COMPANIES & STRATEGIES - TRADES

Liberty Steel

Employment retention plans for Dudelange steel plant



The steelmaker has had a tumultuous year following the pandemic and bankruptcy of its main creditor.  Photo: Nader Ghavami

The steelmaker has had a tumultuous year following the pandemic and bankruptcy of its main creditor.  Photo: Nader Ghavami

Liège-based steelmaker Liberty Steel had to restructure its company to avoid liquidation, following financial difficulties. The ensuing changes to the Dudelange partner plant will be accompanied by an employment retention plan.

A few months after its main creditor Greenill declared bankruptcy, steelmaker Liberty Steel had to propose a change to its structure in front of the Belgian company court to avoid having to shut down completely.

The plan succeeded, allowing Liberty Steel to keep its Dudelange branch and employees.

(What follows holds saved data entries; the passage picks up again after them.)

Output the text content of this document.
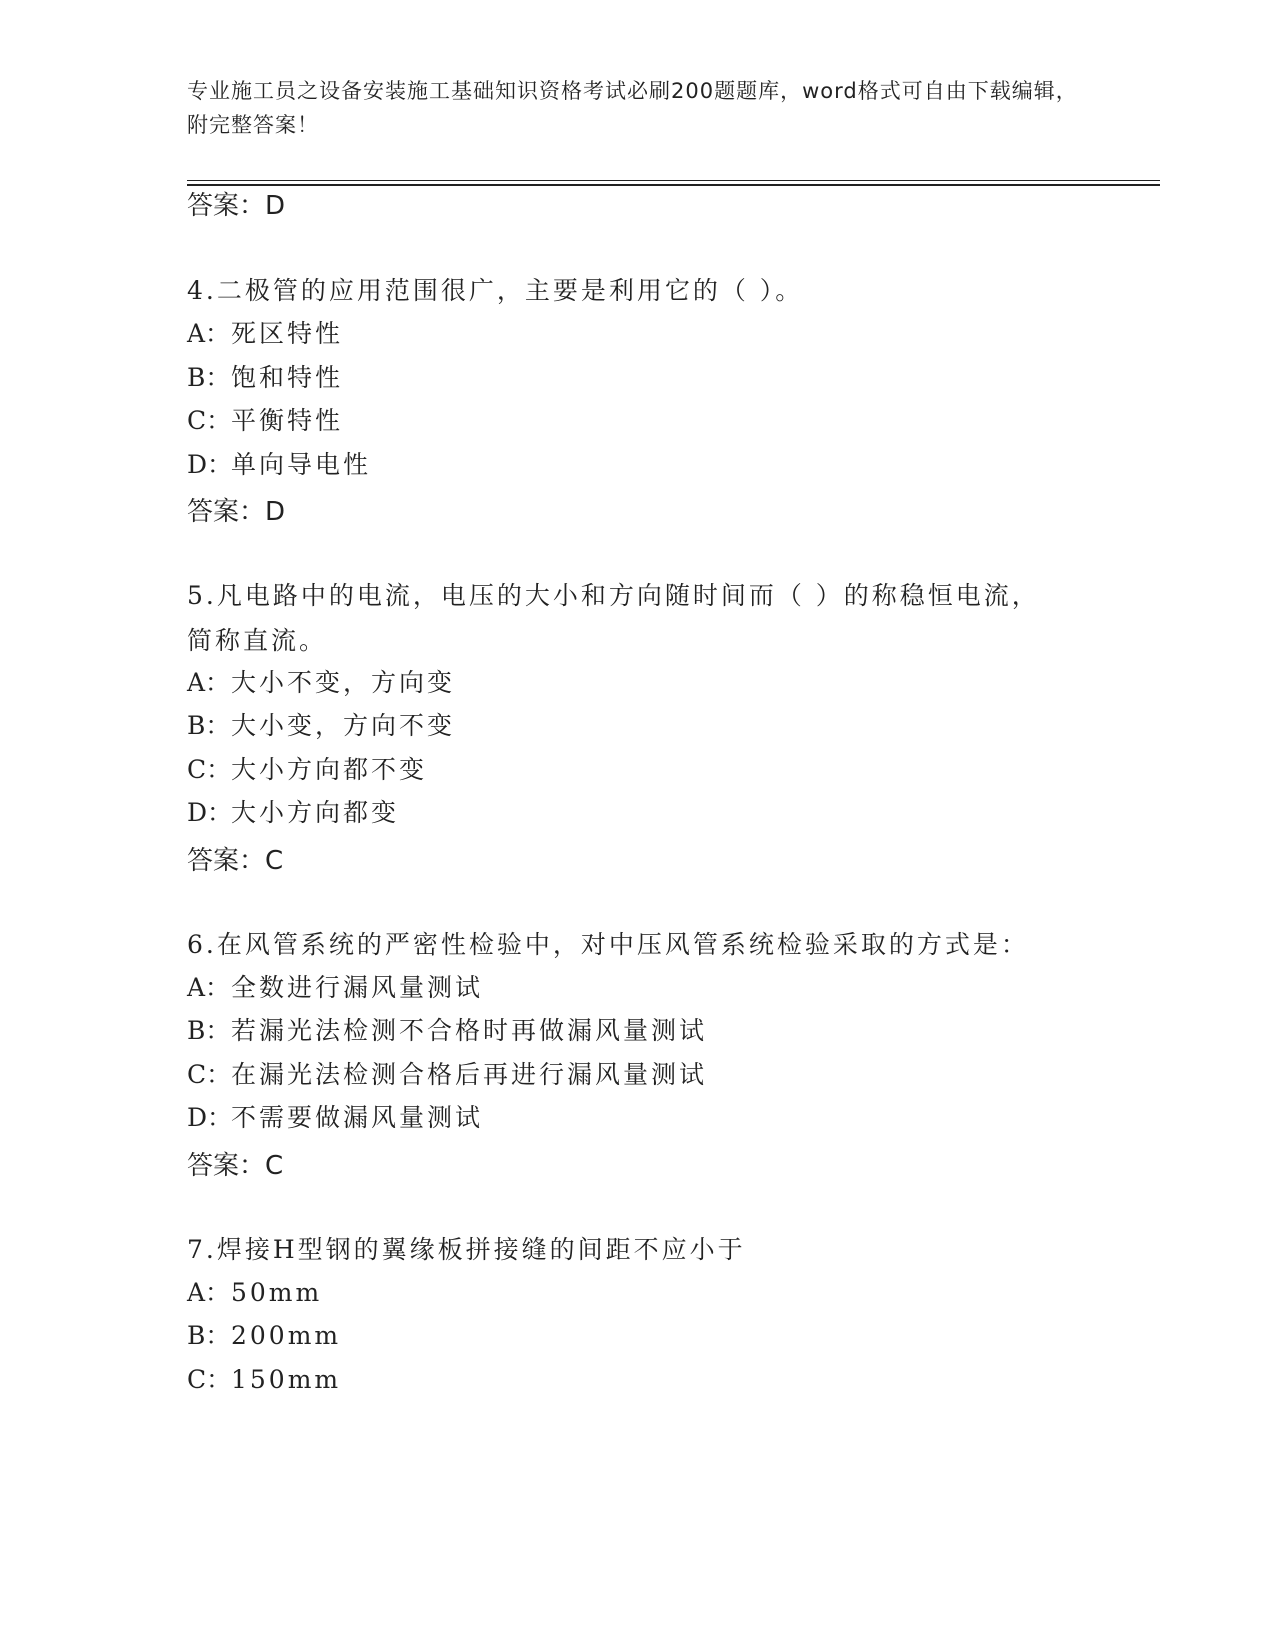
专业施工员之设备安装施工基础知识资格考试必刷200题题库，word格式可自由下载编辑，附完整答案！
答案：D
4.二极管的应用范围很广，主要是利用它的（ ）。
A：死区特性
B：饱和特性
C：平衡特性
D：单向导电性
答案：D
5.凡电路中的电流，电压的大小和方向随时间而（ ）的称稳恒电流，简称直流。
A：大小不变，方向变
B：大小变，方向不变
C：大小方向都不变
D：大小方向都变
答案：C
6.在风管系统的严密性检验中，对中压风管系统检验采取的方式是：
A：全数进行漏风量测试
B：若漏光法检测不合格时再做漏风量测试
C：在漏光法检测合格后再进行漏风量测试
D：不需要做漏风量测试
答案：C
7.焊接H型钢的翼缘板拼接缝的间距不应小于
A：50mm
B：200mm
C：150mm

Trade  unions OBGL and LCGB had, however, unsuccessfully pleaded for the departure of Liberty Steel in favour of another industrial investor.

 On 1 December, OGBL and LCGB reconvened with GFG Alliance, the parent company of Liberty Steel, at the ministry of economy to analyse the Belgian company court’s judgment and negotiate jointly for an employment retention plan for the nearly 300 employees of the Luxembourg branch.

The LCGB had previously explained it would demand a sustainable restructuring plan from Liberty Steel concerning production volumes of the steel plant located in the south of the grand duchy.